Sunday 19 April 2009

Patterns of Gabbro - on aluminium?

I had a good conversation with Liza (artist - Printmaker/painter) today on the phone about etching with aluminium and copper sulphate and salt. I experimented with this briefly in 2004 with Friedhart Kiekeben and had good results. Liza reminded me that it bites quickly, creating deep lines in 10 minutes. The aluminium has plate tone, making aquatint less important. I could glue carborundum grit to the plate to create a denser, darker tone if wished. It's so much cheaper than using copper which I have been using with ferric chloride.

If possible, I'll try to obtain some copper sulphate before June and try a few small plates and then work with Liza, larger scale, in June.

I do like the textural patterns of Gabbro so may well use this as a starting point for work on aluminium.

Sunday 12 April 2009

Visit to Dudley Museum and Art Gallery - Thursday 9 April


A fascinating day looking at rock through a microscope and 'capturing' it as images onto a lap top. I discovered that I particularly liked the textures of granite and gabbro. Looked up gabbro

and this is what I found:

Gabbro (pronounced /ˈɡæbrəʊ/) refers to a large group of dark, coarse-grained, intrusive igneous rocks chemically equivalent to basalt. The rocks are plutonic, formed when molten magma is trapped beneath the Earth's surface and cools into a crystalline mass.
The vast majority of the Earth's surface is underlain by gabbro within the oceanic crust, produced by basalt magmatism at mid-ocean ridges.
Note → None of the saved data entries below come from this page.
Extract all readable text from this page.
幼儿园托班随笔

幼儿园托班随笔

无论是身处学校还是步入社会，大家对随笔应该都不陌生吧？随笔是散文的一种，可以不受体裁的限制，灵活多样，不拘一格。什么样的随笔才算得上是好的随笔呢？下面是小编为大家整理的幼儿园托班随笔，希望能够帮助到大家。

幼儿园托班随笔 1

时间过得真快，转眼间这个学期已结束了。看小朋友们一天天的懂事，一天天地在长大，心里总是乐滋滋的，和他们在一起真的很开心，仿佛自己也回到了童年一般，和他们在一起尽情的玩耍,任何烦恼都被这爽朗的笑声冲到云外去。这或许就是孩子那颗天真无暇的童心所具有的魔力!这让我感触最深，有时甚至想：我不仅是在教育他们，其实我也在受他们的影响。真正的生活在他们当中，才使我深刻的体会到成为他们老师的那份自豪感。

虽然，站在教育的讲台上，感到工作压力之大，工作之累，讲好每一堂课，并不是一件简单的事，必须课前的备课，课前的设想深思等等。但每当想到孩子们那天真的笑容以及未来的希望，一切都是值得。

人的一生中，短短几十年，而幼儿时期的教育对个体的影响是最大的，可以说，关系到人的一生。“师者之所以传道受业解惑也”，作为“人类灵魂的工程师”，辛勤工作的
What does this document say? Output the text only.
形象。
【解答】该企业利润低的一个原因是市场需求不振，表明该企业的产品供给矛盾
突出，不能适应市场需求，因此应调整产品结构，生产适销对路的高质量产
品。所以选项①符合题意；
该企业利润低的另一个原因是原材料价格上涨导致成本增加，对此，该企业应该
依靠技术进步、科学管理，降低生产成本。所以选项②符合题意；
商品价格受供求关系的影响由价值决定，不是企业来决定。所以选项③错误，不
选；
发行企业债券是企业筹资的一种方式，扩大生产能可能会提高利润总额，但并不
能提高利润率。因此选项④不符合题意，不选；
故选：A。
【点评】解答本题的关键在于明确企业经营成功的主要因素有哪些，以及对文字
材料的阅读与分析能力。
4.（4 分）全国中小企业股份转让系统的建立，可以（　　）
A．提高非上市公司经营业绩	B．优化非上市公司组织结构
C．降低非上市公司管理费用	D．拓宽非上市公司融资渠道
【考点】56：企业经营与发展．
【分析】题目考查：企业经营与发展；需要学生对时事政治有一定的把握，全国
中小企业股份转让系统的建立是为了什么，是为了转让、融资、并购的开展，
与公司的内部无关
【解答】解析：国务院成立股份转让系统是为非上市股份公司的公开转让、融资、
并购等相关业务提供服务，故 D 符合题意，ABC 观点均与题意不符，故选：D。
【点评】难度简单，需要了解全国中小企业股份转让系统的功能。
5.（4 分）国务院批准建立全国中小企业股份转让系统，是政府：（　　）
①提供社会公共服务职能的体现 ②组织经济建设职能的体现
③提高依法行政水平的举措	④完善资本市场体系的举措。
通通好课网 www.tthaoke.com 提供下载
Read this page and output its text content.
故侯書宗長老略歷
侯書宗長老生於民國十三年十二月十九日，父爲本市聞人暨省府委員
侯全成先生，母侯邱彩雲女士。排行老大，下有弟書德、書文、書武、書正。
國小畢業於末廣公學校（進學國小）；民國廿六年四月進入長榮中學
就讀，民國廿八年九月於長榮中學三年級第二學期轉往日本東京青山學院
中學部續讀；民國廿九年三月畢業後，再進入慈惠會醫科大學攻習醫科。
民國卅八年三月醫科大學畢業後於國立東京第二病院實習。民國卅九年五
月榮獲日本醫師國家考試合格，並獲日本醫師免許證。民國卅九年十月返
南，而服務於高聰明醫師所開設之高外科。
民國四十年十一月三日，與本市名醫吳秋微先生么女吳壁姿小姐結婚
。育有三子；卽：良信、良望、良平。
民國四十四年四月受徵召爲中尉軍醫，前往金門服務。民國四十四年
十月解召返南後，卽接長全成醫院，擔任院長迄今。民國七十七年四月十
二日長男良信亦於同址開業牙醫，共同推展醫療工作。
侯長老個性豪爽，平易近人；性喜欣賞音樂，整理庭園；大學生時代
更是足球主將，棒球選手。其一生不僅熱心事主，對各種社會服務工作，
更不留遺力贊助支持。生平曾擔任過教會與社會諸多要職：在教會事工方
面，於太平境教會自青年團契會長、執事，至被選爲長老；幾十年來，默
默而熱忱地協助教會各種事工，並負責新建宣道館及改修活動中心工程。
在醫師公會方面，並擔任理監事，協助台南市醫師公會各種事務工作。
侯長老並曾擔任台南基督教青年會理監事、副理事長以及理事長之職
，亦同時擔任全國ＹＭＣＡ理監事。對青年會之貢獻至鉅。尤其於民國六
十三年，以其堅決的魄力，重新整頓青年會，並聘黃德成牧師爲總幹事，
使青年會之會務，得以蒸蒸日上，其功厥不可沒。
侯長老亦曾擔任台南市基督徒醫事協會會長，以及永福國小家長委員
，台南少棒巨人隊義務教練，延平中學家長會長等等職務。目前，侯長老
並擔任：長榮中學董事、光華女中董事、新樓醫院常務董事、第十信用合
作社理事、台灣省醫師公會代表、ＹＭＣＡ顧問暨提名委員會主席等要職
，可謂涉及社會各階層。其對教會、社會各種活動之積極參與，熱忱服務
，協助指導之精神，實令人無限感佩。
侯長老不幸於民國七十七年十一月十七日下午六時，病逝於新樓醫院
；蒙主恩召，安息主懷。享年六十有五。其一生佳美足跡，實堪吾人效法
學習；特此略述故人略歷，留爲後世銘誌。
Gabbro reminds me of the kind of image you can create with trace monoprint and some of the granite textures look like wild etchings (probably with quite a lot of open bite...that's a note for any printmakers out there!).


I also looked at the impressive museum collection and read the explanations to better understand the whole story of the Silurian seabed. Had a look through some of the rock and fossil collection and photographed some things.


Graham (Geologist) was really busy and it was an unexpected bonus to witness him look at the rock that some members of the public brought in for identification.
I'm not sure if my pics were saved ok onto the laptop... need to find out!


Wednesday 8 April 2009

Visit to Wren's Nest Wed 8 April

Revisted Wren's Nest today. It was early on a bright and windy day. Saw a man walking his pit bull - didn't engage in conversation.

I was thinking about the fossils and seabed and the ideas and images I was discussing with Jane yesterday. John had never seen the ripple beds before and was suitably impressed. Took my Fuji SLR and got much better photos.
















closer to see the detail


Ripple beds and fossils. Collaboration with Jane


I tried out some ideas yesterday, drawing on True Grain drafting film. I'm considering drawings of fossils on one sheet of film and either a photo or drawing of the ripple beds on the other sheet. I'd then transfer them photographically onto film laminated copper plates, ink them separately (probably in different coloured inks) and print them one over the other onto the paper.


I was working on this when Jane arrived. We discussed our group trip to Wren's Nest with Graham and the moment when he held the fossils in his hand. Jane photographed this and she had the idea of the hand bringing the fossils to life so that they turn into the sea creatures that lived millions of years ago. A great idea for an image.


Also, these are the very fossils that Graham handed to me on that day and that I have been drawing. So it's all coming together...I'll do further research at the museum tomorrow and carry on drawing.